A uniform electric field exists in the region between two oppositely charged plane parallel plates. An electron is released from rest at the surface of the negatively charged plate and strikes the surface of the opposite plate, 3.50 cmcm distant from the first, in a time interval of 2.10*10-8 ss. (a) Find the magnitude of the electric field. (b) Find the speed of the proton when it strikes the negatively charged plate.

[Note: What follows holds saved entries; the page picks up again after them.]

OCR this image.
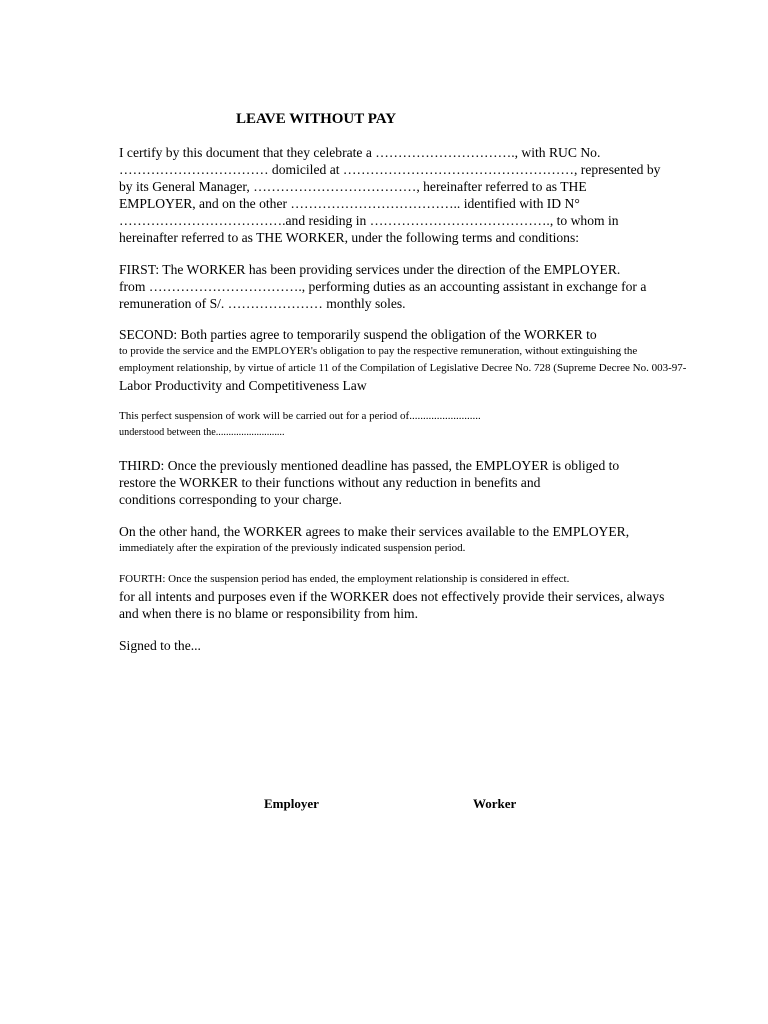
LEAVE WITHOUT PAY
I certify by this document that they celebrate a …………………………., with RUC No.
…………………………… domiciled at ……………………………………………, represented by
by its General Manager, ………………………………, hereinafter referred to as THE
EMPLOYER, and on the other ……………………………….. identified with ID N°
……………………………….and residing in …………………………………., to whom in
hereinafter referred to as THE WORKER, under the following terms and conditions:
FIRST: The WORKER has been providing services under the direction of the EMPLOYER.
from ……………………………., performing duties as an accounting assistant in exchange for a
remuneration of S/. ………………… monthly soles.
SECOND: Both parties agree to temporarily suspend the obligation of the WORKER to
to provide the service and the EMPLOYER's obligation to pay the respective remuneration, without extinguishing the
employment relationship, by virtue of article 11 of the Compilation of Legislative Decree No. 728 (Supreme Decree No. 003-97-
Labor Productivity and Competitiveness Law
This perfect suspension of work will be carried out for a period of..........................
understood between the...........................
THIRD: Once the previously mentioned deadline has passed, the EMPLOYER is obliged to
restore the WORKER to their functions without any reduction in benefits and
conditions corresponding to your charge.
On the other hand, the WORKER agrees to make their services available to the EMPLOYER,
immediately after the expiration of the previously indicated suspension period.
FOURTH: Once the suspension period has ended, the employment relationship is considered in effect.
for all intents and purposes even if the WORKER does not effectively provide their services, always
and when there is no blame or responsibility from him.
Signed to the...
Employer	Worker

a) E = 9.02641 * 10^-5 N/C

b) v = 3.333 * 10^6 m/s

Explanation:

Given:

- The mass of an electron m_e = 9.11 * 10^-31 kg

- The charge of an electron e = 1.602 * 10^-12 C

- Length between the plates L = 0.035 m

- Time taken t = 2.10*10^-8 s

Find:

(a) Find the magnitude of the electric field.

(b) Find the speed of the proton when it strikes the negatively charged plate.

Solution:

- The force on any object is a dependent on the acceleration of an object. Newton's Second Law of motion gives us the required expression:

F_net = m_e * a

- Assuming gravitational forces on the particle to be negligible, and only electrostatic force force is imparted on the electron as follows:

F_e = E*e

- Equating the above two equations we have:

E = m_e*a / e

- The acceleration of an electron in the Electric field E can be determined from the the second kinematic equation of motions. Where initial distance x_o = 0 and initial velocity v_x, o = 0. Where x is the direction along the distance between the plates L. We have:

x (f) = L = 0.5*a*t^2

a = 2*L / t^2

- Substituting the expression for acceleration a into the previously derived expression for Force, we get:

E = 2*m_e * L / e*t^2

- Plug in the values and solve for E:

E = 2 * (9.11*10^-31) * (0.035) / (1.602*10^-12) * (2.1*10^-8)

E = 6.377 * 10^-32 / 7.06482*10^-28

E = 9.02641 * 10^-5 N/C

- For velocity we can use our relationship for acceleration:

v = a*t = 2*L / t

v = 2 * (0.035) / (2.1*10^-8)

v = 3.333 * 10^6 m/s